College trustee’s life of service and philanthropy spurs on Berea graduates
Every year, hundreds of Berea College graduates receive a copy of Berea College: An Illustrated History by Shannon Wilson, accompanied by a letter spurring them to “Go forth and make a difference in the world.” Just hours before they receive that highly-sought diploma rewarding them for years of diligence and hard work, these budding alumni are reminded of their duty to take their education and experiences and use them in service to the people and communities they will encounter throughout their lives.
It is Berea College Trustee Donna Hall who has stirred Berea’s graduates each May and December with this call to service by providing them with this historical account of the College and inspiring their futures. Hall said she and her husband, John, decided to support the purchase of the book because they believed that Berea’s graduates do not always seem to understand the mission and history of the College, and do not develop their philanthropy to the College as quickly as they might. Hall, who has served as a trustee since October 1990, has lived her life acting on her passions through service and philanthropy, and inspiring those ideas in the next generation is close to the couple’s hearts. The Halls support of causes and service span a wide variety of interests, from the arts to business, education to athletics, health care to conservation.
“It is very important to me that Berea students engage in community service,” Hall said. “I hope every student leaves Berea with the understanding that we all walk the journey of life together, and we need to help one another on that journey. I believe that philosophy is instilled in students’ lives at Berea throughout their education.” That commitment is what also fuels Hall’s own service. Apart from Berea, she currently is a board member of 12 other civic, state and national organizations, each representing a cause that is near to her heart. Her involvement in organizations such as the John F. Kennedy Center for Performing Arts, the Kentucky Center for the Arts, the Kentucky Art and Craft Foundation and the Gaines Center for the Humanities at the University of Kentucky stem from her passion for art in education, the humanities and the performing and visual arts. These are areas that Hall says, “feed the soul.” “It is important that everyone is exposed to the arts—the performing arts and visual arts—no matter their socioeconomic background,” Hall said.

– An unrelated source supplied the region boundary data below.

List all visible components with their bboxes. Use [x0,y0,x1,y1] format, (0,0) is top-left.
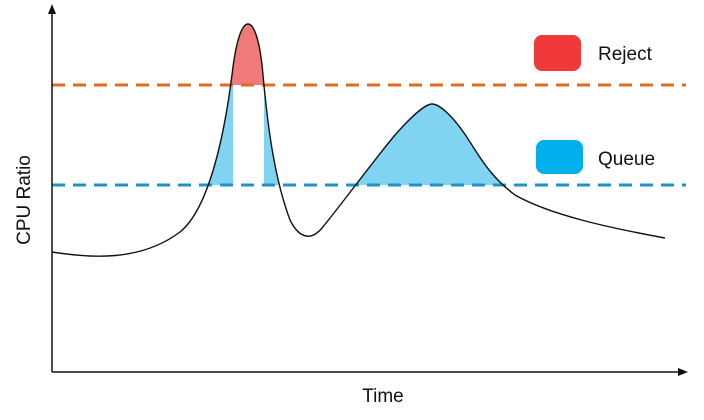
x-axis-arrow-icon [678,368,688,376]
y-axis-arrow-icon [48,4,56,14]
queue-legend-swatch [536,140,583,174]
x-axis-label: Time [362,386,404,407]
queue-region-hump [340,85,510,185]
shaded-regions [200,0,510,185]
reject-legend-label: Reject [598,44,653,65]
queue-legend-label: Queue [598,149,655,170]
legend: Reject Queue [534,35,655,174]
y-axis-label: CPU Ratio [14,155,35,245]
reject-legend-swatch [534,35,581,71]
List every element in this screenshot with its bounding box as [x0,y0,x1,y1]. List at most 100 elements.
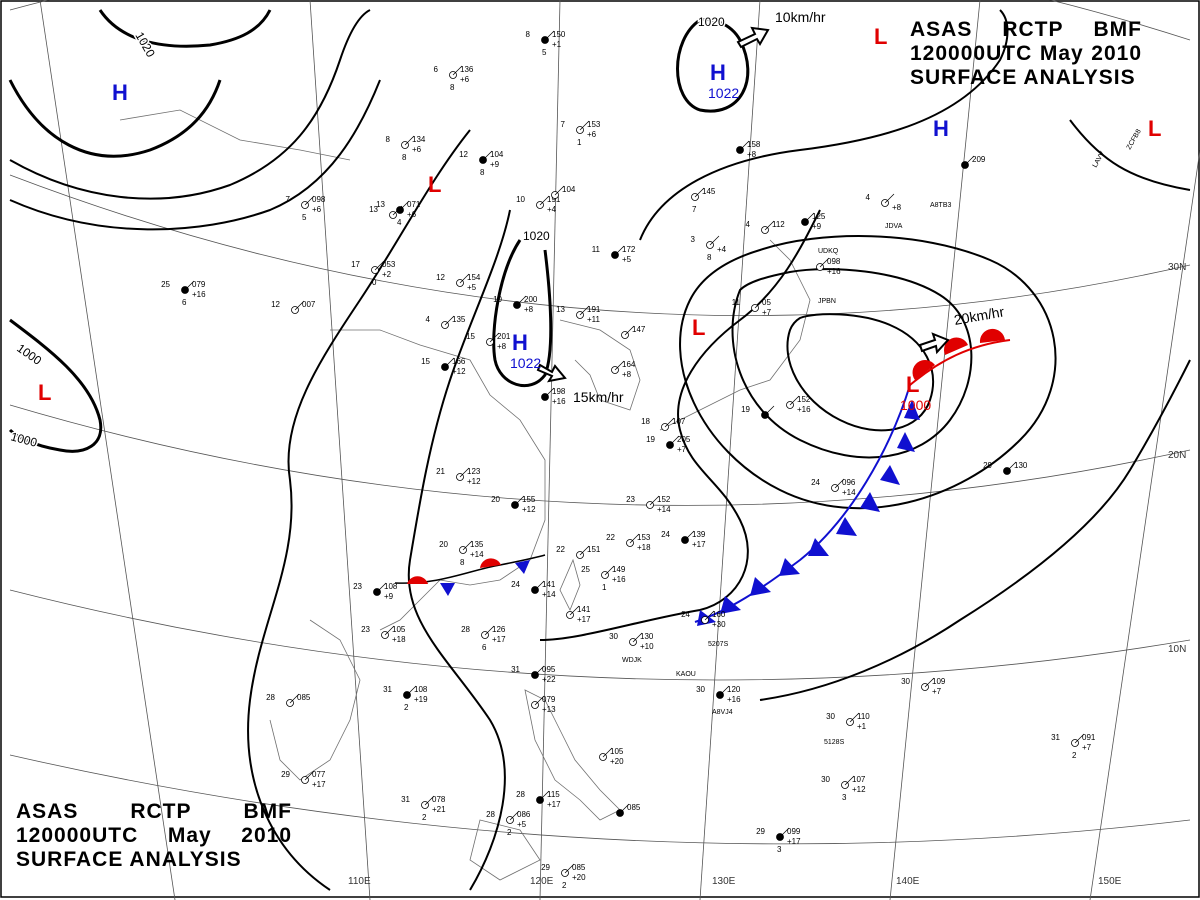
station-pressure: 079 [542,695,556,704]
station-tendency: +9 [490,160,500,169]
station-pressure: 107 [672,417,686,426]
cold-front-barb-6 [808,538,829,556]
station-plot: 10 200+8 [493,295,538,314]
station-plot: 152+16 [786,395,811,414]
station-temperature: 30 [821,775,830,784]
station-dewpoint: 2 [1072,751,1077,760]
station-plot: 28 085 [266,693,311,707]
cold-front-barb-8 [750,577,771,596]
isobar-label: 1000 [9,429,39,450]
station-pressure: 112 [772,220,785,229]
station-tendency: +16 [612,575,626,584]
station-tendency: +1 [857,722,867,731]
station-temperature: 28 [266,693,275,702]
station-pressure: 099 [787,827,801,836]
station-temperature: 30 [901,677,910,686]
wind-barb [534,695,545,706]
station-dewpoint: 2 [507,828,512,837]
station-tendency: +7 [762,308,772,317]
station-plot: 125+9 [801,212,826,231]
latitude-line-0 [9,754,1191,845]
isobar-ne-high [676,18,750,113]
station-temperature: 28 [516,790,525,799]
fronts [394,328,1011,626]
station-plot: 28 086+5 2 [486,810,531,837]
station-temperature: 25 [161,280,170,289]
station-tendency: +2 [382,270,392,279]
isobar-center-high [492,239,553,388]
cold-front-barb-9 [720,596,741,614]
station-pressure: 120 [727,685,741,694]
station-pressure: 130 [640,632,654,641]
station-plot: 8 150+1 5 [526,30,566,57]
title-row-3: SURFACE ANALYSIS [16,848,292,872]
station-plot: 30 130+10 [609,632,654,651]
station-pressure: 152 [797,395,811,404]
station-plot: 24 139+17 [661,530,706,549]
station-tendency: +4 [717,245,727,254]
cold-front-barb-1 [904,400,920,420]
station-pressure: 130 [1014,461,1028,470]
station-temperature: 24 [511,580,520,589]
station-pressure: 077 [312,770,326,779]
title-issuer: BMF [243,800,292,823]
station-pressure: 152 [657,495,671,504]
station-plot: 25 149+16 1 [581,565,626,592]
wind-barb [964,155,975,166]
station-tendency: +10 [640,642,654,651]
wind-barb [459,273,470,284]
title-product: SURFACE ANALYSIS [16,848,242,871]
isobar-outer-west [247,129,471,891]
station-temperature: 28 [486,810,495,819]
station-tendency: +17 [312,780,326,789]
station-plot: 15 166+12 [421,357,466,376]
station-pressure: 198 [552,387,566,396]
longitude-line-130e [699,0,761,900]
stationary-front-warm-1 [407,576,428,584]
station-tendency: +17 [577,615,591,624]
station-pressure: 104 [562,185,576,194]
station-tendency: +17 [787,837,801,846]
station-pressure: 104 [490,150,504,159]
station-temperature: 13 [556,305,565,314]
station-temperature: 19 [646,435,655,444]
warm-front-line [909,339,1011,386]
station-pressure: 166 [452,357,466,366]
wind-barb [819,257,830,268]
station-plot: 4 +8 [866,193,902,212]
station-temperature: 31 [383,685,392,694]
station-plot: 22 151 [556,545,601,559]
station-plot: 24 141+14 [511,580,556,599]
station-plot: 12 154+5 [436,273,481,292]
station-pressure: 139 [692,530,706,539]
station-pressure: 078 [432,795,446,804]
station-plot: 19 205+7 [646,435,691,454]
station-pressure: 147 [632,325,646,334]
stationary-front-cold-1 [440,583,455,596]
station-plot: 13 [369,205,403,219]
station-pressure: 108 [384,582,398,591]
station-pressure: 109 [932,677,946,686]
station-plot: 8 134+6 8 [386,135,426,162]
station-tendency: +19 [414,695,428,704]
station-tendency: +14 [657,505,671,514]
station-dewpoint: 8 [460,558,465,567]
station-dewpoint: 8 [707,253,712,262]
station-temperature: 23 [353,582,362,591]
station-pressure: 110 [857,712,870,721]
station-plot: 29 099+17 3 [756,827,801,854]
station-plot: 079+13 [531,695,556,714]
wind-barb [516,295,527,306]
stationary-front-warm-2 [480,558,501,568]
station-temperature: 21 [436,467,445,476]
station-tendency: +8 [622,370,632,379]
station-tendency: +7 [677,445,687,454]
coast-indochina [269,619,361,781]
wind-barb [484,625,495,636]
isobar-label: 1020 [523,229,550,243]
station-dewpoint: 5 [542,48,547,57]
coast-japan [659,239,811,431]
station-tendency: +17 [692,540,706,549]
station-id: A8VJ4 [712,709,733,716]
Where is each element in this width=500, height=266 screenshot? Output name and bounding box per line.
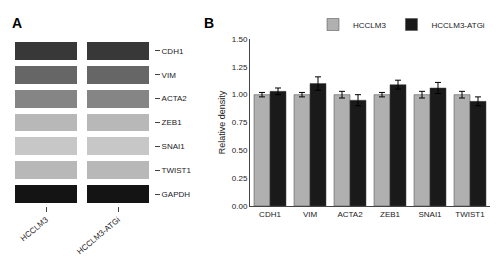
svg-text:HCCLM3: HCCLM3 (19, 215, 50, 243)
svg-text:ACTA2: ACTA2 (162, 94, 188, 103)
svg-text:CDH1: CDH1 (259, 210, 281, 219)
svg-text:HCCLM3-ATGi: HCCLM3-ATGi (75, 215, 122, 256)
svg-text:SNAI1: SNAI1 (418, 210, 442, 219)
svg-text:A: A (12, 15, 22, 31)
svg-text:0.75: 0.75 (232, 118, 248, 127)
svg-text:0.25: 0.25 (232, 174, 248, 183)
svg-text:CDH1: CDH1 (162, 47, 184, 56)
svg-text:B: B (204, 15, 214, 31)
svg-text:Relative density: Relative density (217, 90, 227, 154)
svg-text:VIM: VIM (303, 210, 318, 219)
svg-text:ZEB1: ZEB1 (380, 210, 401, 219)
svg-text:GAPDH: GAPDH (162, 190, 191, 199)
svg-text:ZEB1: ZEB1 (162, 118, 183, 127)
svg-text:TWIST1: TWIST1 (455, 210, 485, 219)
svg-text:HCCLM3: HCCLM3 (353, 21, 386, 30)
svg-text:0.00: 0.00 (232, 202, 248, 211)
svg-text:TWIST1: TWIST1 (162, 166, 192, 175)
svg-text:SNAI1: SNAI1 (162, 142, 186, 151)
svg-text:1.50: 1.50 (232, 35, 248, 44)
svg-text:1.25: 1.25 (232, 63, 248, 72)
svg-text:VIM: VIM (162, 71, 177, 80)
svg-text:ACTA2: ACTA2 (337, 210, 363, 219)
svg-text:1.00: 1.00 (232, 90, 248, 99)
svg-text:HCCLM3-ATGi: HCCLM3-ATGi (431, 21, 484, 30)
svg-text:0.50: 0.50 (232, 146, 248, 155)
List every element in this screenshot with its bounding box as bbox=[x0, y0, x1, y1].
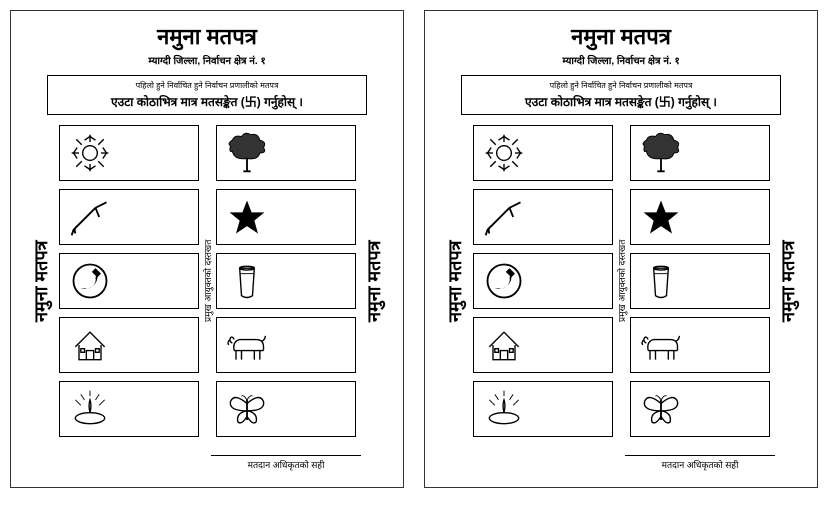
house-icon bbox=[68, 323, 112, 367]
mid-label: प्रमुख आयुक्तको दस्तखत bbox=[199, 125, 216, 437]
plough-icon bbox=[482, 195, 526, 239]
cell-cow[interactable] bbox=[216, 317, 356, 373]
ballot-body: नमुना मतपत्र प्रमुख आयुक्तको दस्तखत नमुन… bbox=[23, 125, 391, 437]
cell-plough[interactable] bbox=[59, 189, 199, 245]
cell-tree[interactable] bbox=[216, 125, 356, 181]
ballot-header: नमुना मतपत्र म्याग्दी जिल्ला, निर्वाचन क… bbox=[23, 21, 391, 67]
hammer-sickle-icon bbox=[482, 259, 526, 303]
lamp-icon bbox=[482, 387, 526, 431]
butterfly-icon bbox=[639, 387, 683, 431]
sun-icon bbox=[482, 131, 526, 175]
side-label-right: नमुना मतपत्र bbox=[774, 125, 802, 437]
cell-butterfly[interactable] bbox=[630, 381, 770, 437]
ballot-card: नमुना मतपत्र म्याग्दी जिल्ला, निर्वाचन क… bbox=[424, 10, 818, 488]
ballot-title: नमुना मतपत्र bbox=[23, 21, 391, 51]
cell-hammer-sickle[interactable] bbox=[473, 253, 613, 309]
cell-sun[interactable] bbox=[59, 125, 199, 181]
cell-plough[interactable] bbox=[473, 189, 613, 245]
cell-star[interactable] bbox=[216, 189, 356, 245]
instruction-main: एउटा कोठाभित्र मात्र मतसङ्केत (卐) गर्नुह… bbox=[468, 93, 774, 110]
cup-icon bbox=[225, 259, 269, 303]
side-label-left: नमुना मतपत्र bbox=[27, 125, 55, 437]
cow-icon bbox=[225, 323, 269, 367]
ballot-subtitle: म्याग्दी जिल्ला, निर्वाचन क्षेत्र नं. १ bbox=[23, 53, 391, 67]
cell-sun[interactable] bbox=[473, 125, 613, 181]
sun-icon bbox=[68, 131, 112, 175]
cell-house[interactable] bbox=[473, 317, 613, 373]
hammer-sickle-icon bbox=[68, 259, 112, 303]
tree-icon bbox=[639, 131, 683, 175]
cell-cow[interactable] bbox=[630, 317, 770, 373]
cell-lamp[interactable] bbox=[59, 381, 199, 437]
ballot-title: नमुना मतपत्र bbox=[437, 21, 805, 51]
ballot-card: नमुना मतपत्र म्याग्दी जिल्ला, निर्वाचन क… bbox=[10, 10, 404, 488]
right-column bbox=[630, 125, 770, 437]
cell-house[interactable] bbox=[59, 317, 199, 373]
lamp-icon bbox=[68, 387, 112, 431]
instruction-small: पहिलो हुने निर्वाचित हुने निर्वाचन प्रणा… bbox=[468, 80, 774, 91]
plough-icon bbox=[68, 195, 112, 239]
tree-icon bbox=[225, 131, 269, 175]
mid-label: प्रमुख आयुक्तको दस्तखत bbox=[613, 125, 630, 437]
butterfly-icon bbox=[225, 387, 269, 431]
left-column bbox=[59, 125, 199, 437]
right-column bbox=[216, 125, 356, 437]
cell-star[interactable] bbox=[630, 189, 770, 245]
instruction-main: एउटा कोठाभित्र मात्र मतसङ्केत (卐) गर्नुह… bbox=[54, 93, 360, 110]
cell-tree[interactable] bbox=[630, 125, 770, 181]
side-label-right: नमुना मतपत्र bbox=[360, 125, 388, 437]
cell-cup[interactable] bbox=[630, 253, 770, 309]
cell-cup[interactable] bbox=[216, 253, 356, 309]
cup-icon bbox=[639, 259, 683, 303]
instruction-box: पहिलो हुने निर्वाचित हुने निर्वाचन प्रणा… bbox=[47, 75, 367, 115]
instruction-box: पहिलो हुने निर्वाचित हुने निर्वाचन प्रणा… bbox=[461, 75, 781, 115]
side-label-left: नमुना मतपत्र bbox=[441, 125, 469, 437]
instruction-small: पहिलो हुने निर्वाचित हुने निर्वाचन प्रणा… bbox=[54, 80, 360, 91]
cell-hammer-sickle[interactable] bbox=[59, 253, 199, 309]
signature-area: मतदान अधिकृतको सही bbox=[437, 455, 805, 473]
cow-icon bbox=[639, 323, 683, 367]
signature-label: मतदान अधिकृतको सही bbox=[211, 455, 361, 471]
left-column bbox=[473, 125, 613, 437]
star-icon bbox=[639, 195, 683, 239]
ballot-header: नमुना मतपत्र म्याग्दी जिल्ला, निर्वाचन क… bbox=[437, 21, 805, 67]
signature-area: मतदान अधिकृतको सही bbox=[23, 455, 391, 473]
house-icon bbox=[482, 323, 526, 367]
ballot-subtitle: म्याग्दी जिल्ला, निर्वाचन क्षेत्र नं. १ bbox=[437, 53, 805, 67]
cell-lamp[interactable] bbox=[473, 381, 613, 437]
cell-butterfly[interactable] bbox=[216, 381, 356, 437]
ballot-body: नमुना मतपत्र प्रमुख आयुक्तको दस्तखत नमुन… bbox=[437, 125, 805, 437]
signature-label: मतदान अधिकृतको सही bbox=[625, 455, 775, 471]
star-icon bbox=[225, 195, 269, 239]
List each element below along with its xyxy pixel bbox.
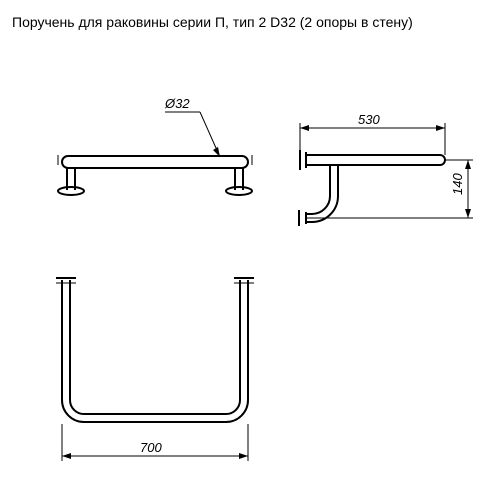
top-view: 700 bbox=[56, 278, 254, 461]
dim-140: 140 bbox=[306, 160, 473, 218]
side-view: 530 140 bbox=[299, 112, 473, 226]
dim-700: 700 bbox=[62, 424, 248, 461]
diameter-leader: Ø32 bbox=[164, 96, 220, 157]
dim-530: 530 bbox=[300, 112, 445, 155]
dia-label: Ø32 bbox=[164, 96, 190, 111]
drawing-canvas: Ø32 530 140 bbox=[0, 0, 500, 500]
dim-140-label: 140 bbox=[450, 173, 465, 195]
dim-530-label: 530 bbox=[358, 112, 380, 127]
dim-700-label: 700 bbox=[140, 440, 162, 455]
front-view: Ø32 bbox=[58, 96, 252, 195]
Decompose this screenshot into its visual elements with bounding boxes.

Other areas of Hall’s service strike a personal chord. As a 20-year breast cancer survivor, she is steadfast in her support of breast cancer research. She sits on the Board of Overseers of Vanderbilt-Ingram Cancer Center at Vanderbilt University, where she and her husband established the Donna S. Hall Chair in Breast Cancer. “Being a survivor, it means a great deal to me to help other women and men who go through breast cancer and to support research to find a cure,” she said.
While being treated at Vanderbilt, Dr. Hal Moses ’58, played an important role in putting together the team to treat Hall.
Moses is a world-renowned cancer researcher and founding director of the Vanderbilt-Ingram Cancer Center. During a career that spanned more than half a century, he pioneered an entirely new area of cancer research when he described and purified a transforming growth factor known as TGF-beta. Nearly every branch of cancer research has been influenced by this knowledge about the role of TGF-beta in human cancers, and new research continues to build on this groundbreaking discovery.
When Hall discovered that Dr. Moses was a Berea graduate, she recommended him for the Board of Trustees. He was elected to the Board and served for many years. He eventually became chairman of the Board and completed his service this past June.
Most recently, the Halls have turned much of their focus toward conservation of land, clean water, and restoration and protection of the Everglades, specifically through the Everglades Foundation and the Conservancy of Southwest Florida. They have been involved with the Conservancy of Southwest Florida for more than 20 years and received the Conservancy’s 2017 Eagle Award for their service and philanthropy. Donna serves on the Everglades Foundation Chairman’s Advisory Council and the Naples Botanical Garden board.
For Hall, every organization with which she is involved holds an important place in her life. The same philosophy with which she challenges each Berea graduate—to go forth and make a difference in the world—is the same one she strives to live out through her service to various organizations with which she has been involved for decades.
“We can and should make a difference in the world,” Hall said. “Pick a cause that is important to you and then volunteer, use your education and share your God-given talents and your monetary gifts to make an impact. We should leave this world a better place and make a difference in the lives of others.”
Hall says her involvement with Berea College has allowed her to do just that, by bringing her life experiences to bear on the life issues Berea’s students face.
“I believe Berea, through its students, makes a difference in lives by changing communities and improving the quality of life for the people who live there,” she said. “Because of the strong emphasis Berea places on service, often students return home and share their knowledge on how to strengthen and improve those areas.
“Whether students choose to return to their communities or travel to a small village in Africa to help improve water quality,” Hall continued, “I believe it happens because Berea has prepared them to understand the importance of service to others and to live by Berea’s motto: God has made of one blood all peoples of the earth.”